Dial v. Niggel Associates, Inc.

ORDER GRANTING PETITION FOR REHEARING

PER CURIAM:

After a careful consideration of the respective Petitions for Rehearing, it is ordered that the opinion heretofore filed, Op. No. 2436, filed December 20, 1995, be withdrawn and the attached opinion be substituted. The Petitions for Rehearing are granted without oral argument.

/s/ Curtis G. Shaw, J. /s/ Jasper M. Cureton, J. /s/ Kaye G. Hearn, J.

PER CURIAM:

Michelle Dial, as personal representative of the estate of John Mark Dial, brought this negligence action against Niggel Associates, Inc. (Niggel) and Freddie B. George. The jury rendered judgment for Niggel and George. We reverse and remand for a new trial.

This action arose from a motor vehicle accident in which John Dial, a Richland County Sheriffs Deputy, was killed. George, an employee of Niggel’s, pled guilty to felony DUI in *331the companion criminal case.1 In this civil action, during closing arguments, George’s attorney interjected a racial issue, and made remarks attacking the honesty and credibility of Dial and her attorney. Dial failed to object.

On appeal Dial asserts the trial court erred in denying her motion for a new trial or judgment notwithstanding the verdict on the ground the statements made by George’s attorney were clearly prejudicial. During closing arguments, George’s attorney made certain statements insinuating his client had been railroaded into pleading guilty in the criminal trial because he was a black man and the deceased was a white man. He also attacked the credibility of Dial and her attorney. George’s attorney stated:

[George] was driving on the public highways and he was .27. That’s a D.U.I. He accepted his responsibility, and he got railroaded. He got railroaded, ladies and gentlemen. Freddie George is serving 18 years of his life because he got railroaded.
What’s going on here? I’ll tell you what’s going on. This man is on a set of tracks to prison because a police officer had died. But yet, a police officer is no better or worse than anybody else. My client has been railroaded. And he will not be railroaded today. You will reap what you sew (sic) as they said.
And they have sewed (sic) deceit, deception, lies and misconception. And they are the ones trying to trick you.
Did you see the videotape when they put it on that fancy t.v. they had here? There were cop car's everywhere, cops crawling over that place. A police officer has died.
Now, if you’re drunk and you’re driving, you know you’re guilty of D.U.I. and you’ve got a dead cop and there ain’t no evidence that you can put your hands on that’s going to help *332you, what else you going to do? You’re a black man and there’s a white police officer dead in the car over there.

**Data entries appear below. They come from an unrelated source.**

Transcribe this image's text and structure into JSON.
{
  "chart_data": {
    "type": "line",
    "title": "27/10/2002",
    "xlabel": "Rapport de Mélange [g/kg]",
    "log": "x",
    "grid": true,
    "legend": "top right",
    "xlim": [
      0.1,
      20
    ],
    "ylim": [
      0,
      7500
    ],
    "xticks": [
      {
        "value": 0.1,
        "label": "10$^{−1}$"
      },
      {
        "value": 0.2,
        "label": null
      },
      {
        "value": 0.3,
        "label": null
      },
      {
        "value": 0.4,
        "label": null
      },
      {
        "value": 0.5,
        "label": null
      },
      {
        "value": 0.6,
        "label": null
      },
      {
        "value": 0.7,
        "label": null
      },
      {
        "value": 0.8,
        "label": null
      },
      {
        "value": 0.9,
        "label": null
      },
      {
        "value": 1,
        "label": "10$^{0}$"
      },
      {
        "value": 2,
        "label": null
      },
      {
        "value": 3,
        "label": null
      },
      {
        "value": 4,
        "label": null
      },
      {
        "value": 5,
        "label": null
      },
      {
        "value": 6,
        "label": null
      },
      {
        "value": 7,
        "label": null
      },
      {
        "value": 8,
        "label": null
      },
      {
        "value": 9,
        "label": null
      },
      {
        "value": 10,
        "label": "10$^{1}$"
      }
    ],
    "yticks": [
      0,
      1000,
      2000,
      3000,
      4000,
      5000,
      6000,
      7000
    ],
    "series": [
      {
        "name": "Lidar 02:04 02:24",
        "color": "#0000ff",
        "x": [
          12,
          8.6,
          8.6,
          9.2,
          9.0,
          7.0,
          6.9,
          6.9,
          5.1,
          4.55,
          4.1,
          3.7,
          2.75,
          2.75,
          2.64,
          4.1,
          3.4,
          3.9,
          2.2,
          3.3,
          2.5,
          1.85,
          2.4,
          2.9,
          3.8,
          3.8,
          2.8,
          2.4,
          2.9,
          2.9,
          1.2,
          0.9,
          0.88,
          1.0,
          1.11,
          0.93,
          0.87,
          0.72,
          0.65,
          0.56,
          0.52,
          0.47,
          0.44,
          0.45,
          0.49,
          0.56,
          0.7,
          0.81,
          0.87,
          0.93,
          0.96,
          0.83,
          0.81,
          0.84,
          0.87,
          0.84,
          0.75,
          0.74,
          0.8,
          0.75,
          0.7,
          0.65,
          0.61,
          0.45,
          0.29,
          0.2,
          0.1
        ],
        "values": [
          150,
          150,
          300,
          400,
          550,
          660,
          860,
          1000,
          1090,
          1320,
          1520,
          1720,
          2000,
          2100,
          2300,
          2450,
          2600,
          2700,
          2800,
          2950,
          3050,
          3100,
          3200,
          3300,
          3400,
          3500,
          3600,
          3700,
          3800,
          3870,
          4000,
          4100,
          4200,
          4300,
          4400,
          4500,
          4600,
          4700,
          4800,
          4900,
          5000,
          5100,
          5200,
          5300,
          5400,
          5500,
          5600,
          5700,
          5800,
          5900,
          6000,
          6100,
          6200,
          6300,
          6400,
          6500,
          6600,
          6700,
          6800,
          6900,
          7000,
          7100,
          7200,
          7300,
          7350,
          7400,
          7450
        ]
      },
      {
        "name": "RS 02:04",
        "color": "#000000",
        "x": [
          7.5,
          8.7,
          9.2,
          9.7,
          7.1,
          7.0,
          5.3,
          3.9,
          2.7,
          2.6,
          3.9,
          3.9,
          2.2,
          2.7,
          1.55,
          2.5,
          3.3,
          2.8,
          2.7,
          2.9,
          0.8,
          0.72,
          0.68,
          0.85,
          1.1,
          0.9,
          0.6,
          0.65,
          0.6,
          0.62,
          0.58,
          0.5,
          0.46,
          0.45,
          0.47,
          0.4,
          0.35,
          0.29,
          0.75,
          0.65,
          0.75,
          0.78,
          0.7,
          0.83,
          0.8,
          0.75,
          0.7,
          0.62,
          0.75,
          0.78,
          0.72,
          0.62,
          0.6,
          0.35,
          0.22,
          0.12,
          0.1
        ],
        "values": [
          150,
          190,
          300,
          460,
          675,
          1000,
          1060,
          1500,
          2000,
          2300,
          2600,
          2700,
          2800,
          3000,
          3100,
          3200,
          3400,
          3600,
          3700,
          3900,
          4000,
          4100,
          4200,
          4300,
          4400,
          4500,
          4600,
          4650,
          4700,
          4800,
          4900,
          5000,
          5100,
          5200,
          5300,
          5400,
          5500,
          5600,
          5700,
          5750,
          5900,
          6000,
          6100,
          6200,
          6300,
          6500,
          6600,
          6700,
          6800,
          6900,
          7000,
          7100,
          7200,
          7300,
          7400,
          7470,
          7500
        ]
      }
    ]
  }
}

While this court appreciates the zeal with which George’s counsel represented his client, we believe his comments to the jury far exceeded the bounds of proper argument. George’s counsel’s arguments concerning race, his statements concerning the “deceit, deception [and] lies” purportedly practiced by Dial’s counsel and his repeated assertions that his client was “railroaded” were clearly prejudicial.

Niggel and George argue this court is precluded from addressing the remarks because Dial failed to object to the remarks and thus failed to preserve the issue. We disagree. A contemporaneous objection is generally required to preserve an error for appellate review. State v. Hoffman, 312 S.C. 386, 440 S.E.2d 869 (1994). However, a new trial motion may be granted even absent a contemporaneous objection in flagrant cases where an inflammatory argument results in clear prejudice. Toyota of Florence, Inc. v. Lynch, 314 S.C. 257, 442 S.E.2d 611 (1994); South Carolina State Highway Dep’t v. Nasim, 255 S.C. 406, 179 S.E.2d 211 (1971). Our ruling in this case should not be interpreted as lessening the obligation of counsel to object to improper arguments made by an adversary. It would have been preferable for Dial’s attorney to have objected to these comments. However, even in the absence of an objection, this court will not countenance the content and tenor of the remarks.

A potential pitfall inherent in our resolution of this issue is that attorneys may make a strategic decision to remain silent during the objectionable conduct and then seek a reversal on appeal in the event the verdict is against their client. However, this possibility originated with the issuance of the supreme court’s opinion in Toyota of Florence, Inc., not with this decision. Our view of the rule enunciated in Toyota is that the appellate court must decide, on a case by case basis, whether the conduct is sufficiently egregious to warrant reversal in the absence of a contemporaneous objection. We find the comments by George’s counsel in this case meet the test.

Niggel and George argue this court cannot determine the prejudicial effect of the remarks because Dial failed to provide a transcript of the entire trial. We disagree. We find these *333remarks are clearly prejudicial and do not require an extensive review of the trial record.

REVERSED AND REMANDED.

SHAW, CURETON and HEARN, JJ., concur.

. Subsequent to this civil trial, George was allowed to withdraw his guilty plea in an action for post-conviction relief.